This post is in response to a question from . The phrase “soul tie” is not a traditional Ifá term. So we do not want to force Ifá to use language that does not come from the tradition.
But that does not mean Ifá has nothing to say about soul-ties.
When most people say “soul tie,” they are usually describing a connection that feels heavy, hard to release, or difficult to understand logically. It may feel emotional, sexual, spiritual, or energetic. A person may feel tied to someone even when the connection is no longer healthy, peaceful, or aligned.
From an Ifá perspective, the closest way to understand this is not to ask, “Is the connection with this person a soul tie?”
The better question is:
Is the connection with this person placing me in iré or osogbo?
That is where Ifá gives us a clearer lens.
Irè speaks to blessings, alignment, peace, elevation, and favorable spiritual conditions.
Osogbo speaks to imbalance, difficulty, misfortune, disturbance, heaviness, or conditions that work against a person’s well-being and destiny.
So while Ifá may not say, “This person has a soul tie,” divination may reveal that a person is in osogbo because of an affiliation, relationship, sexual connection, spiritual entanglement, emotional attachment, promise, vow, trauma bond, or harmful connection to another person.
That matters.
Because sometimes people really can become tied up in situations that disturb their Ori.
Ori is a person’s destiny, spiritual head, inner consciousness, and personal alignment. When a connection to another person begins to disturb someone’s Ori, it may show up as confusion, heaviness, obsession, loss of peace, repeated conflict, emotional instability, spiritual tiredness, or the feeling that the person cannot fully return to themselves.
This does not always mean witchcraft is involved.
Sometimes the cause is emotional attachment.

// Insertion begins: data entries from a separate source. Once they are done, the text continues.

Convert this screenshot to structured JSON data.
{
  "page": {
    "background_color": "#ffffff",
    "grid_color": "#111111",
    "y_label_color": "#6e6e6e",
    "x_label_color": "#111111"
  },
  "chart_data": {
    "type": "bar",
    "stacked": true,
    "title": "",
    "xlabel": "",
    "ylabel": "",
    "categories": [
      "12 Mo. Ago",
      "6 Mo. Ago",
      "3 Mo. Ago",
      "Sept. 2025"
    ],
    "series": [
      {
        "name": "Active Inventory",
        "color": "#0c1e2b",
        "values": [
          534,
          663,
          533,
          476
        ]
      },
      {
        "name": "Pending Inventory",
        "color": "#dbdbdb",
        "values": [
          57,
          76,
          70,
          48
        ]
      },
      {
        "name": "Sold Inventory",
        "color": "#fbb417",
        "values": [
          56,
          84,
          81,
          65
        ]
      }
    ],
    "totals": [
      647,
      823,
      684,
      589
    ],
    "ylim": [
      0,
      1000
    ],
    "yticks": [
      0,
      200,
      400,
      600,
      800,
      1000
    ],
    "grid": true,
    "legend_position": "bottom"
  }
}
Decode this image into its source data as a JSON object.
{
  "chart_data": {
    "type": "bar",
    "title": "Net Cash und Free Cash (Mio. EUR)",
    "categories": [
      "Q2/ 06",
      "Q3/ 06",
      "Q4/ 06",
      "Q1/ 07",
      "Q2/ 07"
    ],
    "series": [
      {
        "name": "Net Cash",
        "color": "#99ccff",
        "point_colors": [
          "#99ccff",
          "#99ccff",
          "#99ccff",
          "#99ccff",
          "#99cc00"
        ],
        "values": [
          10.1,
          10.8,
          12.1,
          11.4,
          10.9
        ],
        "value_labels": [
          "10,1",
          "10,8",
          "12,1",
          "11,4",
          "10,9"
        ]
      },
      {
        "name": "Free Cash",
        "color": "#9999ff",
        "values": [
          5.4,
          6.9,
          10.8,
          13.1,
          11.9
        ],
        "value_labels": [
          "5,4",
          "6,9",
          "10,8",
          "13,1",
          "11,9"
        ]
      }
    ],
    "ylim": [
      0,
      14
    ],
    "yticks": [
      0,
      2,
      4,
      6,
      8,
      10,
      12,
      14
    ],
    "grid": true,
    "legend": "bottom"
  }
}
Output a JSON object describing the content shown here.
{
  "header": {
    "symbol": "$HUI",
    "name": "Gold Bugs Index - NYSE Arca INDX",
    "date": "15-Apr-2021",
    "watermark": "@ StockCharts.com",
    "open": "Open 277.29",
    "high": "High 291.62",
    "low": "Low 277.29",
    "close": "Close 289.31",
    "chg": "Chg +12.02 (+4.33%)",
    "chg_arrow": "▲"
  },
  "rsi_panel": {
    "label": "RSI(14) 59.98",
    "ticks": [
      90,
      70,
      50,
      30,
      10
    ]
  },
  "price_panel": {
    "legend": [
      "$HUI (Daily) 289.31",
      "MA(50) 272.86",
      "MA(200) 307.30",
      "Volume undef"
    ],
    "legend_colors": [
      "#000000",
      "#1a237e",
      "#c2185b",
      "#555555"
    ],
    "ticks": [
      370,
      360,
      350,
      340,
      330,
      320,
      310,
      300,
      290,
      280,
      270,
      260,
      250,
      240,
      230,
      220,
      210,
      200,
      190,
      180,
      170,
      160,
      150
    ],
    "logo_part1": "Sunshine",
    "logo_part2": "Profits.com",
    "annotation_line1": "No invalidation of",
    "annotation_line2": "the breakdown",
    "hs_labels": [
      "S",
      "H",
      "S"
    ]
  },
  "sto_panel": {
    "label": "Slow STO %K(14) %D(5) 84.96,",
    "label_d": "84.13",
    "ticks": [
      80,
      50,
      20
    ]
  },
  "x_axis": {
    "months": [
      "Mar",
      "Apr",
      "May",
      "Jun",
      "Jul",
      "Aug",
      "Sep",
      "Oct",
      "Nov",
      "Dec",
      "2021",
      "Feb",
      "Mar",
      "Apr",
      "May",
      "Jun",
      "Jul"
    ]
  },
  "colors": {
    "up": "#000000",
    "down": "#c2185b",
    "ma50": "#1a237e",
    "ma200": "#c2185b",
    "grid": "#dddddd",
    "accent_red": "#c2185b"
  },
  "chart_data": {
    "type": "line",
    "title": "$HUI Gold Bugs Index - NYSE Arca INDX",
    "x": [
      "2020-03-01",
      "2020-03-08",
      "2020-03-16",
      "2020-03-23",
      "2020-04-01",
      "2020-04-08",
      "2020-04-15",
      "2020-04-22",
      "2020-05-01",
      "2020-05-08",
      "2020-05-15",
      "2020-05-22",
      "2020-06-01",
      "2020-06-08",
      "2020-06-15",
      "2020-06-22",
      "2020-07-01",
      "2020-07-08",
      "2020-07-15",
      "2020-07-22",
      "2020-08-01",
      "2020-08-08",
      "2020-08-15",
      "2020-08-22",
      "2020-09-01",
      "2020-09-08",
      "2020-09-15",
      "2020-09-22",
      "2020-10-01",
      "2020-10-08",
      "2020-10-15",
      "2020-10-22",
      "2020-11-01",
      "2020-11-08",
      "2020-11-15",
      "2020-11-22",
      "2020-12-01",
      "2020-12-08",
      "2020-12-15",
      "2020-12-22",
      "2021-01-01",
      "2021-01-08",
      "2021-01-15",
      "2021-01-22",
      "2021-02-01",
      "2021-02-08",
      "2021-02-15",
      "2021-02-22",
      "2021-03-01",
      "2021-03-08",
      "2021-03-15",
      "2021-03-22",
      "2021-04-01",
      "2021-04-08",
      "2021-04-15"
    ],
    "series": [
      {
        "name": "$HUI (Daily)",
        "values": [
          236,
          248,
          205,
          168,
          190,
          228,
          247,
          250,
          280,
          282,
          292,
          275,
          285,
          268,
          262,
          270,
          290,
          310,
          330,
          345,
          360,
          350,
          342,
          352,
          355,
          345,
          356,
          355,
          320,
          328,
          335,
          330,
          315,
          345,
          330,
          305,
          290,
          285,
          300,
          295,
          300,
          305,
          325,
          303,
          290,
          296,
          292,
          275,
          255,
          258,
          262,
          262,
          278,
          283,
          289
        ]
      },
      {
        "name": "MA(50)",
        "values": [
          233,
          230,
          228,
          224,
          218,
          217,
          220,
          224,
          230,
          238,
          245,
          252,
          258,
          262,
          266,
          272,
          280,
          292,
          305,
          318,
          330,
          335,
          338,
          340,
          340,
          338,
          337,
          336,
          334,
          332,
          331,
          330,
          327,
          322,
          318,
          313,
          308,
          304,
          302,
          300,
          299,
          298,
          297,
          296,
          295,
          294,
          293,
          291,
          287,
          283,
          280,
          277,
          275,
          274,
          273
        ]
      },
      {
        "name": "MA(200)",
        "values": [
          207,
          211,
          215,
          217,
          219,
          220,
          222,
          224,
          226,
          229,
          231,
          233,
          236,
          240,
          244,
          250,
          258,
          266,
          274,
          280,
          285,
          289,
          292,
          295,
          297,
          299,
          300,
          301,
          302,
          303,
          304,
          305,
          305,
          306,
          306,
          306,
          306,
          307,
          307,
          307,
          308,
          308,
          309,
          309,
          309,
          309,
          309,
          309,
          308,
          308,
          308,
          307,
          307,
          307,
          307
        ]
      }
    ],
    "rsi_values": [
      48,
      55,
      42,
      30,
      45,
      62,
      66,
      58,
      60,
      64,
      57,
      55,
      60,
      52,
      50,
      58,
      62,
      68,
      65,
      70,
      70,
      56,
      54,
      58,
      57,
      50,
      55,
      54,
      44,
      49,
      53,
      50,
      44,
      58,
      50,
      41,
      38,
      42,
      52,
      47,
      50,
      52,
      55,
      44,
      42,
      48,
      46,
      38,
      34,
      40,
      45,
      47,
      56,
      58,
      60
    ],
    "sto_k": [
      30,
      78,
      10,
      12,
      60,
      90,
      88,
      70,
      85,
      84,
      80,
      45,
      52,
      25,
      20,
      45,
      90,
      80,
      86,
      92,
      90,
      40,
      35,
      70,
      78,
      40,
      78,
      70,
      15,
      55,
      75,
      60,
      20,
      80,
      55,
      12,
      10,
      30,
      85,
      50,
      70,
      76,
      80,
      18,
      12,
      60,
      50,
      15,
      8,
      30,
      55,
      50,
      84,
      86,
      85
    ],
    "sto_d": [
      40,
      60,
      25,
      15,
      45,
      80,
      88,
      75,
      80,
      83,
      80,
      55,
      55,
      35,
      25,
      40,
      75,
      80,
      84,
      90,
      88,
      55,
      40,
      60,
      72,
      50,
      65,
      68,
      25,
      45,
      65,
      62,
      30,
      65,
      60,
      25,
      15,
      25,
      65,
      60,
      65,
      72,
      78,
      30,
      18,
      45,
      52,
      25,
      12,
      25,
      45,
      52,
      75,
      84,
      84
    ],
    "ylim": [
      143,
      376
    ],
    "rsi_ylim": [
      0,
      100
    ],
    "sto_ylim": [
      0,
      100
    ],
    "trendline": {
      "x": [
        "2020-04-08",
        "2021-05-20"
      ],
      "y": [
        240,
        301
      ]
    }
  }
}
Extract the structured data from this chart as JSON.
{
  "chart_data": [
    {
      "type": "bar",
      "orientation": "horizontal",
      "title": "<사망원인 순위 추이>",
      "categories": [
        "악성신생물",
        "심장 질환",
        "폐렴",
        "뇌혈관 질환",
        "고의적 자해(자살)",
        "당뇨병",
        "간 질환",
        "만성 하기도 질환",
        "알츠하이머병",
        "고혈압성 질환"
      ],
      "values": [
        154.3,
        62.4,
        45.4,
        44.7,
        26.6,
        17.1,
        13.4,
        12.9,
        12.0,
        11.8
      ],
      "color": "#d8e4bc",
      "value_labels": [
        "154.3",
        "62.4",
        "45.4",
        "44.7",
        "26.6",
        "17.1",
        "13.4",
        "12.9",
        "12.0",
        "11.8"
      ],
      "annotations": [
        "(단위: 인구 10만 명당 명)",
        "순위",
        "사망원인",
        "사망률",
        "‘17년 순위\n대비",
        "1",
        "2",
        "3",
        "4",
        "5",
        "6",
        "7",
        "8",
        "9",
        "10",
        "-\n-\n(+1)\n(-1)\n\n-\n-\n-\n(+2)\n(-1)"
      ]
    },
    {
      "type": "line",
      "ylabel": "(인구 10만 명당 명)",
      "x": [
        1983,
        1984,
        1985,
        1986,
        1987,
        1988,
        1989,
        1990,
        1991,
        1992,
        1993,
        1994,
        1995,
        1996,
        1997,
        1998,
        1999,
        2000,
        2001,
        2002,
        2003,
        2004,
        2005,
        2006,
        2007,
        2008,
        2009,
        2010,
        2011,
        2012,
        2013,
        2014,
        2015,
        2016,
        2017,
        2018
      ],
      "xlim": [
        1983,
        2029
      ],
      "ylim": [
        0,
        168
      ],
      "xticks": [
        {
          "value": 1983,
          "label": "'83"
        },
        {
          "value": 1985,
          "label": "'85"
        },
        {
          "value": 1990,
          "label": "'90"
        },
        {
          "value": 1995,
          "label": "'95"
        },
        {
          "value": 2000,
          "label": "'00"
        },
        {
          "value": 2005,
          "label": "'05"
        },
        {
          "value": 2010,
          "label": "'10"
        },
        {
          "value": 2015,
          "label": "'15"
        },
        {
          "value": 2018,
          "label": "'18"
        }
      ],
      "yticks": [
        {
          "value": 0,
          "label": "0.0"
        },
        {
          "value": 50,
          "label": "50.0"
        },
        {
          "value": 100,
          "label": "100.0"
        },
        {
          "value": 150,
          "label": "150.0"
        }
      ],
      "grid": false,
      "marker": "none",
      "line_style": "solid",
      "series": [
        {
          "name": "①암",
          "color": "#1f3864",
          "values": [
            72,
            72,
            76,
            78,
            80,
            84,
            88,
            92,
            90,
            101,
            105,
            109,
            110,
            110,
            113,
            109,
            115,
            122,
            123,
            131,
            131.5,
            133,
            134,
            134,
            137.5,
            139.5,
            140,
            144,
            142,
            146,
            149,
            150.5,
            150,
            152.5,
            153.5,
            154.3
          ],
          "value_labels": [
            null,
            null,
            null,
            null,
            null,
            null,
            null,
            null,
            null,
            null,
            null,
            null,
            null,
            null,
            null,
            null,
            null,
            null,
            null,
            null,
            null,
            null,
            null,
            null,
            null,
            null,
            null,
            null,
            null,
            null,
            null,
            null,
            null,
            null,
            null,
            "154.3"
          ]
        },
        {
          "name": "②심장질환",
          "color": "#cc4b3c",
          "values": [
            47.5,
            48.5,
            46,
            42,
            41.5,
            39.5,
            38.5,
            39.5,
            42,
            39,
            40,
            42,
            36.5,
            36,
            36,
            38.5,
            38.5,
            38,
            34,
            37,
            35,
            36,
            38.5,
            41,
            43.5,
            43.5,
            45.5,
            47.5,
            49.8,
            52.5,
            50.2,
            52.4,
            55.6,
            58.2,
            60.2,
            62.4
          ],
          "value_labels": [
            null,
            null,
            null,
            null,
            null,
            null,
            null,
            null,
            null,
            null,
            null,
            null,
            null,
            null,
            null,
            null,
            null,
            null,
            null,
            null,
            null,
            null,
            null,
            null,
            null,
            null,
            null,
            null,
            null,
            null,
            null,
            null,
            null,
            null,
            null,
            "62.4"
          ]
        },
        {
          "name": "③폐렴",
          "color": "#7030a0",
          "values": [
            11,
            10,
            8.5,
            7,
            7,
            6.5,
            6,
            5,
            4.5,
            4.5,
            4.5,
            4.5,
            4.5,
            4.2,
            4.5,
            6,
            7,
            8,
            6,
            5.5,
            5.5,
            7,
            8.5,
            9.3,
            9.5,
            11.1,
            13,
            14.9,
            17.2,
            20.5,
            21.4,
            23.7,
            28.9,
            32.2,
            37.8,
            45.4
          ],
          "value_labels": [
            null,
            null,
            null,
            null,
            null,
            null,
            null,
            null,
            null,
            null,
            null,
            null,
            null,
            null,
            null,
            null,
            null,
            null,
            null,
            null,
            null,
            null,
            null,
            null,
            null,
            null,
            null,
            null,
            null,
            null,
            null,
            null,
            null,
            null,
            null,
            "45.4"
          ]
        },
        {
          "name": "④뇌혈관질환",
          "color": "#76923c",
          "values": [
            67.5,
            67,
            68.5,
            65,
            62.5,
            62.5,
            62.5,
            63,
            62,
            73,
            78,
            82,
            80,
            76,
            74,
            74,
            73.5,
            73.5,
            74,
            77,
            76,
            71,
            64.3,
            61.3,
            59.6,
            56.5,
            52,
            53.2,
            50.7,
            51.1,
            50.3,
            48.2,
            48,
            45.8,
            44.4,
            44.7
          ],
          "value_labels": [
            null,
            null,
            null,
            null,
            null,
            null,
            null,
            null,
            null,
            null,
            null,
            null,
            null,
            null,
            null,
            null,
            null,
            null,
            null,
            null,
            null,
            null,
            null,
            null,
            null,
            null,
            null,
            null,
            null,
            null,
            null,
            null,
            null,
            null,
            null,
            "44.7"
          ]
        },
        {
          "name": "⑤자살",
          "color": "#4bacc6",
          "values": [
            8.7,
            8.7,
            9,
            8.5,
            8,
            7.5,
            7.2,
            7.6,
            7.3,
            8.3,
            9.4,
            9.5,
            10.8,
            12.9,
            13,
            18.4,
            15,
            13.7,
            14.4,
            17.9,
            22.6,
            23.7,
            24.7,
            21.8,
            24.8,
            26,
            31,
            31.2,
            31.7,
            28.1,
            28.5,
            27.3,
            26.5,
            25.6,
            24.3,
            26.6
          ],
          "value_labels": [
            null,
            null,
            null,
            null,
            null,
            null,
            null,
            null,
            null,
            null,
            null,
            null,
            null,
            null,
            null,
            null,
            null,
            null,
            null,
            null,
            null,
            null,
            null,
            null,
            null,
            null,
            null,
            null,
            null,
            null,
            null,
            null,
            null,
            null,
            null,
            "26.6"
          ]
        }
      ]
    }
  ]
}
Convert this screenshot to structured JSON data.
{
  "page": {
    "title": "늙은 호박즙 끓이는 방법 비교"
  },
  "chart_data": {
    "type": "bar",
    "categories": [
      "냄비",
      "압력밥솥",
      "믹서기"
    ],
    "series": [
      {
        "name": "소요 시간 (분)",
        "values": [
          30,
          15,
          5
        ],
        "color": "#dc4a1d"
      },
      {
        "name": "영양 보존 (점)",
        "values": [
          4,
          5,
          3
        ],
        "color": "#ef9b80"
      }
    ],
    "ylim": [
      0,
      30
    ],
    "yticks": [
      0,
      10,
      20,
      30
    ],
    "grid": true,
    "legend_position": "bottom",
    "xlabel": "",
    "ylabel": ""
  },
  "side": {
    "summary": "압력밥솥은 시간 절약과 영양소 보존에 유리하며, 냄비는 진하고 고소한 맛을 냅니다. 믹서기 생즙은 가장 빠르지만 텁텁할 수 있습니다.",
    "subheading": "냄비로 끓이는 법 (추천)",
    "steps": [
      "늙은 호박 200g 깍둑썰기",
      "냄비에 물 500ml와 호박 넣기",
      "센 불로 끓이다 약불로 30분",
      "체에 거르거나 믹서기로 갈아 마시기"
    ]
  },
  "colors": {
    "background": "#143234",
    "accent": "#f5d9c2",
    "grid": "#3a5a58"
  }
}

Sometimes it is sexual bonding.
Sometimes it is trauma.
Sometimes it is grief.
Sometimes it is manipulation or control.
Sometimes it is spiritual work done knowingly or unknowingly.
Sometimes it is actual spiritual interference.
And sometimes it is a mixture of more than one thing.
This is why Ifá does not rely on guessing. Ifá investigates.
Through divination, Ifá can reveal whether the connection is beneficial, unhealthy, spiritually dangerous, emotionally draining, or simply out of alignment. Ifá can also reveal whether the situation is coming through iré or osogbo, and what needs to be done to restore balance.
So yes, it is possible for a person to be spiritually or emotionally tied up through a connection with another person.
The exact cause matters, but the most important thing is this:
Ifá can help identify what is happening and what is needed for relief.
That relief may come through divination, ebó, Ori work, cleansing, prayer, ancestral work, spiritual protection, changed behavior, and stronger boundaries.
This last part is important.
Sometimes people want spiritual work to break a connection, but they keep feeding the same connection with access, intimacy, arguing, checking, obsessing, or reopening the door. Ifá is not only ceremony. Ifá is also wisdom, discipline, character, and action.
A bond cannot fully loosen if a person keeps tying the knot again.
So the balanced answer is this:
Ifá does not traditionally call it a “soul tie,” but Ifá does recognize that certain connections can place a person in spiritual, emotional, or destiny imbalance. If a connection is disturbing the person’s Ori, keeping them in osogbo, or pulling them away from peace and alignment, Ifá can reveal the root and prescribe what is needed to help them break free, cleanse, heal, or transform the situation.
Ifá helps a person understand what kind of bond they are dealing with, whether it is serving their destiny, and what steps are needed to return to balance.